As I was waking up from the dream I could still feel and hear the wind blowing and I could smell the rain. But, I was in the stage of dreaming just before you wake up called mescaline. Then just before I hit the concrete ground I woke up to realize where I was. I was still lying in the swing with my CD player in my coat pocket and the CD book on my chest underneath my coat. But the time and scenery around me had changed. It was no longer a starry sky but a majestic sunrise. The sun rose with luminescent shades of lavender, orange, red and blue. It was almost as beautiful as the person who sent me out into the night was. As I rose I looked out over the yard and saw that fresh morning dew was laid. I then ran my fingers through my hair and over my face. It was incredible and unbelievable that I was soaking wet.
After I woke up a little more I realized that I had found the answer that had been eluding me for quite some time. I decided then and there that it was time to forget about my fears and my worries and just tell Mindi how I felt no matter what the repercussions were. I asked her about it a few days later and still haven't received a response, but we still go out and have a good time holding hands and playing air hockey, one of the games we play when we go out. If we are dating, that is still a mystery to me. I guess it's all up to her and maybe I'll never know, but who cares, we are having fun in each other's company.
After a couple of days I started to analyze the dream and found that the song didn't have as much of an impact on me as the movie did. The song only took me to that particular point in the film because it was being played at that part. The movie was about a man and a woman in love, but their world was turned upside down. They get murdered and the man's soul can't rest because of a great sadness. So he comes back from the dead to set the wrong things right, so he can be reunited with his love on the other side. The movie was about a love that lasted through death and beyond, true soul mates that could never be apart. From this I learned to stop running from my problems and to start facing them until a resolution is achieved. It was time to stop being so afraid. So I decided to follow in the footsteps of Eric Draven and find my problems and eliminate them. Hopefully this will help me in the future and with Mindi.

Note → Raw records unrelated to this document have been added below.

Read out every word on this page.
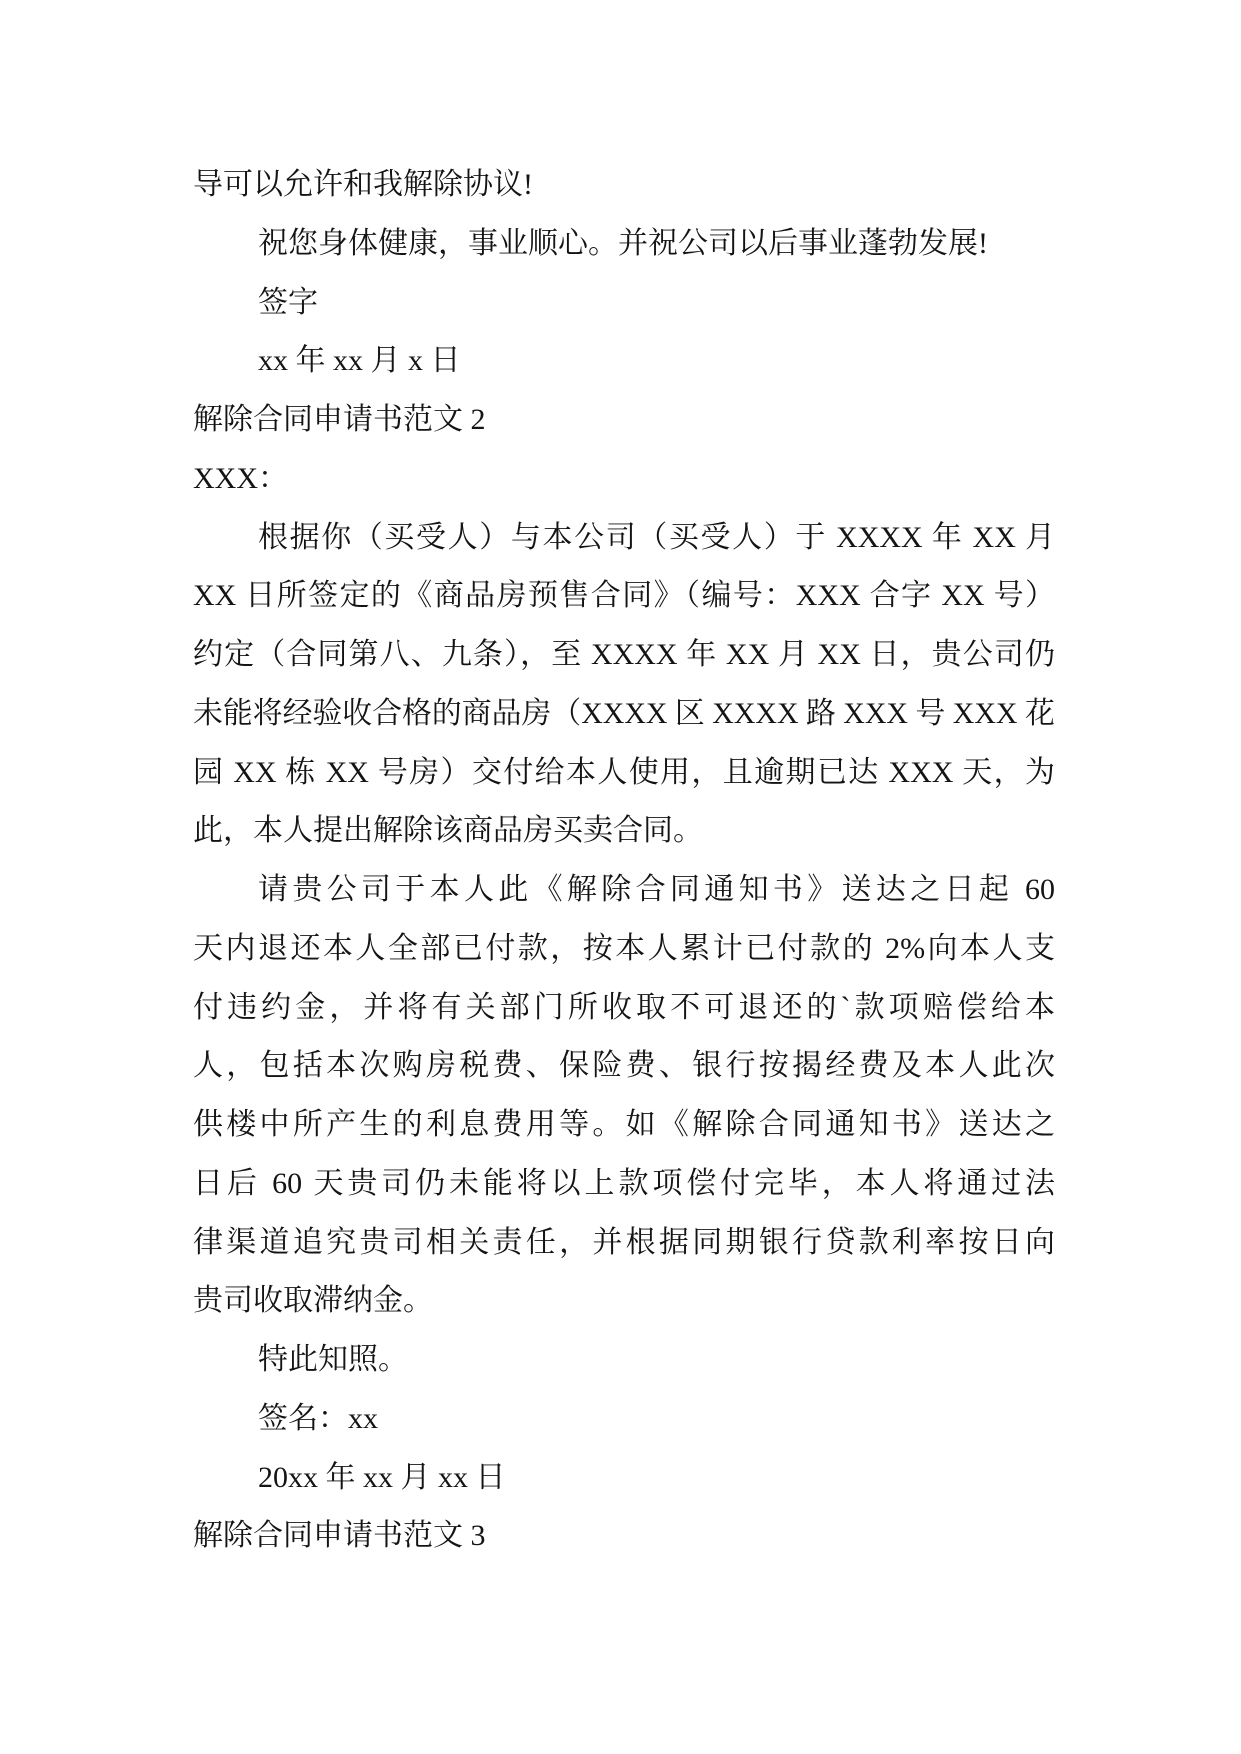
导可以允许和我解除协议!
祝您身体健康，事业顺心。并祝公司以后事业蓬勃发展!
签字
xx 年 xx 月 x 日
解除合同申请书范文 2
XXX：
根据你（买受人）与本公司（买受人）于 XXXX 年 XX 月
XX 日所签定的《商品房预售合同》（编号：XXX 合字 XX 号）
约定（合同第八、九条），至 XXXX 年 XX 月 XX 日，贵公司仍
未能将经验收合格的商品房（XXXX 区 XXXX 路 XXX 号 XXX 花
园 XX 栋 XX 号房）交付给本人使用，且逾期已达 XXX 天，为
此，本人提出解除该商品房买卖合同。
请贵公司于本人此《解除合同通知书》送达之日起 60
天内退还本人全部已付款，按本人累计已付款的 2%向本人支
付违约金，并将有关部门所收取不可退还的`款项赔偿给本
人，包括本次购房税费、保险费、银行按揭经费及本人此次
供楼中所产生的利息费用等。如《解除合同通知书》送达之
日后 60 天贵司仍未能将以上款项偿付完毕，本人将通过法
律渠道追究贵司相关责任，并根据同期银行贷款利率按日向
贵司收取滞纳金。
特此知照。
签名：xx
20xx 年 xx 月 xx 日
解除合同申请书范文 3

Yet to this day I don't know how I would of reacted or what would of happened if I had chosen another CD.
I learned a lot from the dream and about myself that night. It enlightened me about how not to bottle my feelings up and hide them, but to express how I feel for the whole world to see, even if I can't handle the repercussions. There is no use hiding from them, because they always have a way of finding you. It hasn't been easy but nothing in life ever is. I'll never forget that night and I'll never forget what it has taught me about my problems and myself. It is something that I will carry with me for the rest of my life and use everyday.